14 ans plus tard, en 1978, à l’occasion d’une édition du festival Sigma – qui, sous la houlette de Roger Lafosse (1927-2011)4s’est tenu à Bordeaux entre 1965 et 1996 – la base sous-marine sert cette fois-ci de scène théâtrale à un événement avant-gardiste, mêlant des formes et genres artistiques divers. Pendant une semaine, est présentée à un public limité à 60 personnes, la création de groupe 33 Pour en finir avec la fleur bleue…, consacrée au poète allemand Novalis. Sous la plume du journaliste Didier Ters, le quotidien régional Sud Ouest commente favorablement l’initiative (« Requiem pour une guerre défunte », 15/11/1978) :
« La base sous-marine, Monstrueux blockhaus, devenu le port de l’inutile. Symbole de la guerre. Inquiétante pyramide lestée de son propre silence. Ne fallait-il pas du culot, de l’audace, pour en faire un théâtre ? Un metteur en scène a osé tenter ce pari incroyable. Dans un décor caverneux, il fait évoluer les comédiens d’ombres en lumières et les amène d’un hangar à l’autre au son de Mozart et de Bach. Alors, la dimension de chacun d’eux se répercute sur les murs glacés de gris, comme un éternel écho. Et chaque personnage devient son double, et le double de son double, et son règne n’aura pas de fin ».

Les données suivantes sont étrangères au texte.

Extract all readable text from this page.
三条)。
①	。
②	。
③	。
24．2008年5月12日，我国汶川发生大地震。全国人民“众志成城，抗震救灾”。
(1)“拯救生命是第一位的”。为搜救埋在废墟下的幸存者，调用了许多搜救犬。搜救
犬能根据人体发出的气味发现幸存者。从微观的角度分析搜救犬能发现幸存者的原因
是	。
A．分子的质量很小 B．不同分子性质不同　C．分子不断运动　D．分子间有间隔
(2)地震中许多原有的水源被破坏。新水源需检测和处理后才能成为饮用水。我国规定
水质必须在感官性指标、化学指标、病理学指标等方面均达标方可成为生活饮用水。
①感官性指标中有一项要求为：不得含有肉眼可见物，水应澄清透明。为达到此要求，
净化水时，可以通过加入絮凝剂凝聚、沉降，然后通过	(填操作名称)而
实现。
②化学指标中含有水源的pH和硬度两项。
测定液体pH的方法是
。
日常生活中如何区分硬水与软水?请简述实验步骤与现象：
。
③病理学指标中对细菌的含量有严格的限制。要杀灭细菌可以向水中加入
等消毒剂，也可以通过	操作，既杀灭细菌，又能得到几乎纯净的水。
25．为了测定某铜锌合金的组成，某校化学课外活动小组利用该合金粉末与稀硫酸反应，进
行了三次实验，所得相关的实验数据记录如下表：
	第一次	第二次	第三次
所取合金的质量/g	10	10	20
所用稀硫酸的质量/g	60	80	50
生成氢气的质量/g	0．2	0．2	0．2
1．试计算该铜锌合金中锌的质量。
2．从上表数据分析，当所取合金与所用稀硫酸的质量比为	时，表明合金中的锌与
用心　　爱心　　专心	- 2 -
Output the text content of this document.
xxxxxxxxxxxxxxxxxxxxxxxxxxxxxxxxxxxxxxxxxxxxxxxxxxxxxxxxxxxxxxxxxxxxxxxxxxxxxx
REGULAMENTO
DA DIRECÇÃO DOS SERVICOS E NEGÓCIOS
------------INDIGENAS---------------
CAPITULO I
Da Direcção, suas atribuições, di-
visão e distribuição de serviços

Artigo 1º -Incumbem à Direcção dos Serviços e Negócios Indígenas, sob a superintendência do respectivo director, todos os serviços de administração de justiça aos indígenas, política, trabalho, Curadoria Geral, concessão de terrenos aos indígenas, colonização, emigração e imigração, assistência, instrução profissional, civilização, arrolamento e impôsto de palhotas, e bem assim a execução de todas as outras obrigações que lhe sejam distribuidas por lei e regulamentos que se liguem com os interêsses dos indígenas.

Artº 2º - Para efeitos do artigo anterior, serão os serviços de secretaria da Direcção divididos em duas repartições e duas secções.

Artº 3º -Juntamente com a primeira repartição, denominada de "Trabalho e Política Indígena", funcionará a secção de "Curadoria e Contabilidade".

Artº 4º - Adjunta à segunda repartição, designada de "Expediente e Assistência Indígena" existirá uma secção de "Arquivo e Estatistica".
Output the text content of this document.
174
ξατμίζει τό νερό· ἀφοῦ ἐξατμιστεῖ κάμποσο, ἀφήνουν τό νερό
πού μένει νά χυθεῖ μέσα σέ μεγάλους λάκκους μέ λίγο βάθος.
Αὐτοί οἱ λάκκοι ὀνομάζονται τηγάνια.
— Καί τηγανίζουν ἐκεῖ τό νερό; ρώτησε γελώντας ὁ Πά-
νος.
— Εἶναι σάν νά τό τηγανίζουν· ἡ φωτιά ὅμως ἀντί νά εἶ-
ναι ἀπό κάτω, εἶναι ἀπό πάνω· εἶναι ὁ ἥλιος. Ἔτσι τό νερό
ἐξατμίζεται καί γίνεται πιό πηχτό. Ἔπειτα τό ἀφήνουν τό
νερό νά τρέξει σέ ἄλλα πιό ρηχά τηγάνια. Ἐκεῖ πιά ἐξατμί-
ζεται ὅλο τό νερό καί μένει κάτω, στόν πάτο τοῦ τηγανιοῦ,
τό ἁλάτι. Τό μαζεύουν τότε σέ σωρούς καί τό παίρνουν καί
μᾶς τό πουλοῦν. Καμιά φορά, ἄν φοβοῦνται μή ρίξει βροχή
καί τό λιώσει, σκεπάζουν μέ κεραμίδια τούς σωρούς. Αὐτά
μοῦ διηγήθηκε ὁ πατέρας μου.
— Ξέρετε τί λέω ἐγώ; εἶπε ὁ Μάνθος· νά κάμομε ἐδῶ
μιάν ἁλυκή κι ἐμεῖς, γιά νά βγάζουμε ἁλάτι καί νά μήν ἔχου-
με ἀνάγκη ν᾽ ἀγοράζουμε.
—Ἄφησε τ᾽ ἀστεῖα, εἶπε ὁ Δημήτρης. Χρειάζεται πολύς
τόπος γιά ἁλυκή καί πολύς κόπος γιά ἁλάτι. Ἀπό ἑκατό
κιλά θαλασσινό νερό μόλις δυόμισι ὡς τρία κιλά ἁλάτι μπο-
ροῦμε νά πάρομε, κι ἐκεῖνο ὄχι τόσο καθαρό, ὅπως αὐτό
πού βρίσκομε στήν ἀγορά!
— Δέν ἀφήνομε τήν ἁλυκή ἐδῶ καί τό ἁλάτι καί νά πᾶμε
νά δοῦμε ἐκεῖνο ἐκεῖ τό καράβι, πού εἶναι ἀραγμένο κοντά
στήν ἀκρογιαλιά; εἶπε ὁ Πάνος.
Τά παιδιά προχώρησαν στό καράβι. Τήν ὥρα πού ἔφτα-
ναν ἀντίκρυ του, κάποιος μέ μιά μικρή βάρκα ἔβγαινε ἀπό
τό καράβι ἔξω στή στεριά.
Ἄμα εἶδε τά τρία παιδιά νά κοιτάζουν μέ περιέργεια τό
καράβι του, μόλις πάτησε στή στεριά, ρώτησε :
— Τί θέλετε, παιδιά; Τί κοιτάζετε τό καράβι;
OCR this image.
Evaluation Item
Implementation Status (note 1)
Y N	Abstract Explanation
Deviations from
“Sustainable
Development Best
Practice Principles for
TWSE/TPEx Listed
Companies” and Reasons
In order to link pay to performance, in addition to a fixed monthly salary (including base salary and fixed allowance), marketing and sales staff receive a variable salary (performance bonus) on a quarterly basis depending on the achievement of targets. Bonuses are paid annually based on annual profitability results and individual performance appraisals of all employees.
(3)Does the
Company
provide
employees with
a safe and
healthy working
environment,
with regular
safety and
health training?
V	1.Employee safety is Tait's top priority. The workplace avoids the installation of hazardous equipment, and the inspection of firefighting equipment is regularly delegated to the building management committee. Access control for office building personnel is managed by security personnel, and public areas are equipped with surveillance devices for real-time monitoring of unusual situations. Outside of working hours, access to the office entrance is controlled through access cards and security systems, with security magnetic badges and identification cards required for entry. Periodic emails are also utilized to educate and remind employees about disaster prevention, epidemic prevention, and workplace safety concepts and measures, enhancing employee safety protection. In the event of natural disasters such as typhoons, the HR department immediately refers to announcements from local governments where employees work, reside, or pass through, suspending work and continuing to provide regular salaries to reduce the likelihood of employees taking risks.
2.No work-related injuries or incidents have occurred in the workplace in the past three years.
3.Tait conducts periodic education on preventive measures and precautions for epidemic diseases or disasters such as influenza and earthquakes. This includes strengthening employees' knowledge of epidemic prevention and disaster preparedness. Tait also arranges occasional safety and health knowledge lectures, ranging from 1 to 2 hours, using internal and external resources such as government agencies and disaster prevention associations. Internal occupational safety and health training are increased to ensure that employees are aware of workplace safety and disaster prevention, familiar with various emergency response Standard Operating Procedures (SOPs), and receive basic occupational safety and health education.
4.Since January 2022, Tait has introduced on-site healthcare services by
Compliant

Qu’il s’agisse du film de Jean Cayrol ou de la mise en scène du groupe 33, la base sous-marine ne se limite pas à un décor. Elle est elle-même partie prenante de l’intrigue, imprimant de son identité les narrations qui y prennent vie. C’est d’ailleurs cette relation captive à l’édifice qui conduit l’artiste Sarkis à créer une œuvre au long cours, inspirée par un graffiti anonyme qu’il a photographié sur la base. Pendant deux années (1976-1978), l’artiste élabore une réflexion artistique autour de cette photographie. Après la présentation d’« un premier ensemble de peintures associé à de multiples photographies du graffiti anonyme lors de l’exposition Autopsie d’une peinture anonyme murale en face de la Base Sous-marine à Bordeaux dans les salles du jeune C.A.P.C. (Centre d’Arts Plastiques Contemporains) de Bordeaux » (Mathieu Marsan, 2011), il exécute une série de soixante-six bâches peintes entre 1976 et 1978 […] destinée à “aller pour toujours dans la base sous-marine allemande” afin de retrouver leur lieu d’origine » (ibid.). Et dans le cadre de l’exposition Réserves sans retour…, Sarkis accroche les bâches dans la base. Un mois plus tard, elles avaient malheureusement disparu5.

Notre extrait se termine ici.